規制当局にとっての鍵となる主張は、閾値に関するものです。OpenAIは、Solが自社の「Cyber Critical(サイバー致命)」能力閾値を超えず、テストにおいて機能する自律的なエクスプロイトを生成しなかったと報告しています——比較対象となるシステムよりはるかに少ないトークンを使いながら、サイバー関連の評価で強い結果を出したにもかかわらず、です。言い換えれば、攻撃者にとっても防御者にとっても興味深いほど有能でありながら——OpenAI自身の採点によれば——最も厳格な制限を発動させる内部的な一線は越えていない、ということです。その採点は自己申告であるため、政府への説明と限定プレビューが、事実上の外部チェックの役割を果たしています。
誇大宣伝と現実
ローンチの演出を取り払えば、いくつかのことは確かに実在します。新しいモデルファミリーが存在し、定評あるコーディングのベンチマークで狭いながらも本物のリードを主張しており、高スループットのCerebras展開が今月予定されています。これらは具体的です。

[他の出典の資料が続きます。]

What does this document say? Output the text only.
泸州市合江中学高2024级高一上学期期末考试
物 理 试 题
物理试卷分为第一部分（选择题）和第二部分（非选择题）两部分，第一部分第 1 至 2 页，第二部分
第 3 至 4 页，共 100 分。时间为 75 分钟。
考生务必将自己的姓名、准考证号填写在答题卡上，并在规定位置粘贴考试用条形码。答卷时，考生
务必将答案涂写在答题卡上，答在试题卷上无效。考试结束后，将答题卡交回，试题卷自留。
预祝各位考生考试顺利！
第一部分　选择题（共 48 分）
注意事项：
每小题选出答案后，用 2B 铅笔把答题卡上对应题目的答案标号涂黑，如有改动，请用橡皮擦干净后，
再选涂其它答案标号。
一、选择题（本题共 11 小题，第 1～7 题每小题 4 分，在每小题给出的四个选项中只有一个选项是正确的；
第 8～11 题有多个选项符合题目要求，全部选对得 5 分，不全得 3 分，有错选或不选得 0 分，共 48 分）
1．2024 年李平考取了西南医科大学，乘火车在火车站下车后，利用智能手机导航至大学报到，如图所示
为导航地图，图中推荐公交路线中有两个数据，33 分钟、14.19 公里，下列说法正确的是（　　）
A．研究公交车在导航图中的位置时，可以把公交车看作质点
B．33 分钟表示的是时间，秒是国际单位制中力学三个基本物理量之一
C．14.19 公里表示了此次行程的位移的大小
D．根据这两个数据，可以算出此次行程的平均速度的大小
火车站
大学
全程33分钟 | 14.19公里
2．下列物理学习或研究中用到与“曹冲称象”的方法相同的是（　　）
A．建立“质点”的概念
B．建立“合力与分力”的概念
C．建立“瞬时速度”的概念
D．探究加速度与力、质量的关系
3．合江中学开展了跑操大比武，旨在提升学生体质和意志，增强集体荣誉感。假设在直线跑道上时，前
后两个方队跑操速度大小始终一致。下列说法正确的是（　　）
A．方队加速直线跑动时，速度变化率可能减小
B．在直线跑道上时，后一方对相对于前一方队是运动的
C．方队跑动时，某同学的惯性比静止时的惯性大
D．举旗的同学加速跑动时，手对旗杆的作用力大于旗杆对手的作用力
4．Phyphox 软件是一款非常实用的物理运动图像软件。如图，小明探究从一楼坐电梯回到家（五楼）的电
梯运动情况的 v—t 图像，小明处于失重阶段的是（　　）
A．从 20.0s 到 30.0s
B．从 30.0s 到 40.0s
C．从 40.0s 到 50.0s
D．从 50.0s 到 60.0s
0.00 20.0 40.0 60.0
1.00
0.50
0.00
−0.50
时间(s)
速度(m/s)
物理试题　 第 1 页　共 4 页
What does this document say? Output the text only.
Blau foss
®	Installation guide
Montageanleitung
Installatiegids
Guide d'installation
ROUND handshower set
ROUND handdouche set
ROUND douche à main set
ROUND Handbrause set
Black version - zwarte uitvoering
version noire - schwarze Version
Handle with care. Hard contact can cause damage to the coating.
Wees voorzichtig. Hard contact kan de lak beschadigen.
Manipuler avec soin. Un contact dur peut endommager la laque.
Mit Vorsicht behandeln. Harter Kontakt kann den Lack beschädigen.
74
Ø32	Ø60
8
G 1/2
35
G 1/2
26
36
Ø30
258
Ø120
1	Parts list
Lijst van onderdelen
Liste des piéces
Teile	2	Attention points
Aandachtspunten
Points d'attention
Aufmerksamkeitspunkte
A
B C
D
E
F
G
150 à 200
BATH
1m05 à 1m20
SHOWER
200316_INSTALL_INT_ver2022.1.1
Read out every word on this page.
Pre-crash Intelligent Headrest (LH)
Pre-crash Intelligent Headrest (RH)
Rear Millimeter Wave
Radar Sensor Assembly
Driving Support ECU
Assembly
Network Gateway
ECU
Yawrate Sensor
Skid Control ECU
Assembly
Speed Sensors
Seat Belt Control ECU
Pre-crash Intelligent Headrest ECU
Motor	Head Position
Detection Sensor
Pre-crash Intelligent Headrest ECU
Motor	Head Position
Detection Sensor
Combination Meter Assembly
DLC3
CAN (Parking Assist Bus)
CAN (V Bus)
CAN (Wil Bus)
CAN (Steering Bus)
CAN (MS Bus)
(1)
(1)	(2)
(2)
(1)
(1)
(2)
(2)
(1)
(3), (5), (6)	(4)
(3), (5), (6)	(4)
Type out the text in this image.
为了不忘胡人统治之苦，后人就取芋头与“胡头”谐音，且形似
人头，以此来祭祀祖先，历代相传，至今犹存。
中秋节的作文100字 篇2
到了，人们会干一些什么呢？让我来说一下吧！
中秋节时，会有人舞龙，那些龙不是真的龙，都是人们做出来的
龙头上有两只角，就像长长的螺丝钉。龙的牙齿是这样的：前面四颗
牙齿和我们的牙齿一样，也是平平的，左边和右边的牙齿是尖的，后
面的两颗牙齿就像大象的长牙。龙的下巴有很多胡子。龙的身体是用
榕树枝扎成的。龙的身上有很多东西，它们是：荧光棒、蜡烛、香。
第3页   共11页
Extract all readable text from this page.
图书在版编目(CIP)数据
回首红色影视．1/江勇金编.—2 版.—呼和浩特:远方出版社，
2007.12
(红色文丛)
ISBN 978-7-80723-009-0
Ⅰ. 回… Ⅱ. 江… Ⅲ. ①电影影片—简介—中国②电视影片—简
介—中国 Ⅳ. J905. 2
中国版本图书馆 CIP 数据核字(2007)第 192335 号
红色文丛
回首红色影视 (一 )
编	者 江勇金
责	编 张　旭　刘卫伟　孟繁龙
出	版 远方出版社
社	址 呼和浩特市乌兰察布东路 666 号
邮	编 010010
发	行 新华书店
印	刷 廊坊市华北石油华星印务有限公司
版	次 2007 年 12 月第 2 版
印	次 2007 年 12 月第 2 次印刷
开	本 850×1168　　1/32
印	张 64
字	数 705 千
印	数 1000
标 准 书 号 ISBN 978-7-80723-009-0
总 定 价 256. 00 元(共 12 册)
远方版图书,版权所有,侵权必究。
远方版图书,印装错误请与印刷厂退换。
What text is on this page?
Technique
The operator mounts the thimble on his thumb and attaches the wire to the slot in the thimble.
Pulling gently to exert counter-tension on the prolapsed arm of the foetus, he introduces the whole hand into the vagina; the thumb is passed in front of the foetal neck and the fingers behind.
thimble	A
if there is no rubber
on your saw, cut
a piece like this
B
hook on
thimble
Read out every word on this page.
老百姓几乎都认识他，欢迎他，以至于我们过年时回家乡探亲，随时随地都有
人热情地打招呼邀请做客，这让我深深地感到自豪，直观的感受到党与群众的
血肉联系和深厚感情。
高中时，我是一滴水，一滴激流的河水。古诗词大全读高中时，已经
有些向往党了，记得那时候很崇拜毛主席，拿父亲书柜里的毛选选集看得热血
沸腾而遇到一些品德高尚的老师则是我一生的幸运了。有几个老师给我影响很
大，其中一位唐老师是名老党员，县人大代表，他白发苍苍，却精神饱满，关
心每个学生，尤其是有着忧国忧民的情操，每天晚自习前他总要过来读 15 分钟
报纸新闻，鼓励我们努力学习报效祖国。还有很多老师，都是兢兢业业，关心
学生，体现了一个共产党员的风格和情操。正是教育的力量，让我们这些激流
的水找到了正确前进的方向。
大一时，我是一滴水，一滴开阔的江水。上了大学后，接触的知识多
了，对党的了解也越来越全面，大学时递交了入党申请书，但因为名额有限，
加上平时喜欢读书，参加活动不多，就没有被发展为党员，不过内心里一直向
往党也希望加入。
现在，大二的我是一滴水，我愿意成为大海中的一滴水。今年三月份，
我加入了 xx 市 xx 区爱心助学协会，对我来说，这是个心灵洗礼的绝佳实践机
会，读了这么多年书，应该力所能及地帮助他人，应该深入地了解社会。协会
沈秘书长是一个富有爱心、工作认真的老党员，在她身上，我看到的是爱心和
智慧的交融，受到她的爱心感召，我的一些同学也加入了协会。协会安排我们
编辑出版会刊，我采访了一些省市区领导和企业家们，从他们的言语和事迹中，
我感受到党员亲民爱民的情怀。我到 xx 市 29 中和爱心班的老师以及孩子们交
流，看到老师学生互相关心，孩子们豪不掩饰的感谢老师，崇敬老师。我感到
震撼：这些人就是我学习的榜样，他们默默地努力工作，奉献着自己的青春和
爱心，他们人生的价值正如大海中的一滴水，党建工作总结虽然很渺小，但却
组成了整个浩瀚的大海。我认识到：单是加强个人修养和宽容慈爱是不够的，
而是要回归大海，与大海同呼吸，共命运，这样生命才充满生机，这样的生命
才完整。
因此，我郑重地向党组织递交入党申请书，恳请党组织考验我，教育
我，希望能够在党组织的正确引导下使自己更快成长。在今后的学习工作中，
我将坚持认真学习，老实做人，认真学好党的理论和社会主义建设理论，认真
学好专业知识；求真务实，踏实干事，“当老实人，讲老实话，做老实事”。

まだ検証できないこともいくつかあります。ベンチマークの数字は自己申告であり、GPT-5.5に対するリードは、独立したテストによって容易に順位が入れ替わりうるほど小さいものです。毎秒750トークンという数字はピーク値(「最大」)であって、負荷下で保証された持続レートではなく、「当初のアクセス」という但し書きは、ほとんどの開発者がすぐにはそれを体感しないことを意味します。プレビュー版の階層の価格は公式には公開されていません。そして「次世代」というラベルはマーケティング上の仕事をしています——GPT-5.5に対する0.6の増分で、漸進的なベンチマークの向上というのは、断絶ではなく反復です。ここでのより重大な新規性は、モデルそのものではまったくありません。米国のフラッグシップモデルが、規制当局の要請を受けて施錠された部屋の中へと出荷され、しかもラボがそれについて公然と不満を漏らしている、という点です。
まとめ
GPT-5.6 Solは、ひとつのプレスリリースをまとった二つの物語です。第一の物語は、有能で高速なモデルファミリーの更新——より良いコーディングのスコア、本当に俊敏なCerebras展開、理にかなった階層化です。第二の、そしてより持続的な物語は、手続き的なものです。トップラボが、政府の要請による厚いカーテンの向こうで公然とローンチし、事前に当局へ能力を説明し、そのうえで、これが常態になってほしくないと声に出して言ったのは、これが初めてなのです。ベンチマークが外部の精査に耐えれば、GPT-5.6は堅実なリリースとなるでしょう。しかし注視すべきは、「まず政府にプレビューし、次に選ばれた少数に、それから全員に」という流れが、フロンティアのローンチの標準的な形になるのかどうか——そして次のラボが、同じように目に見える形で従うのか、あるいは同じように渋々とながら従うのか、です。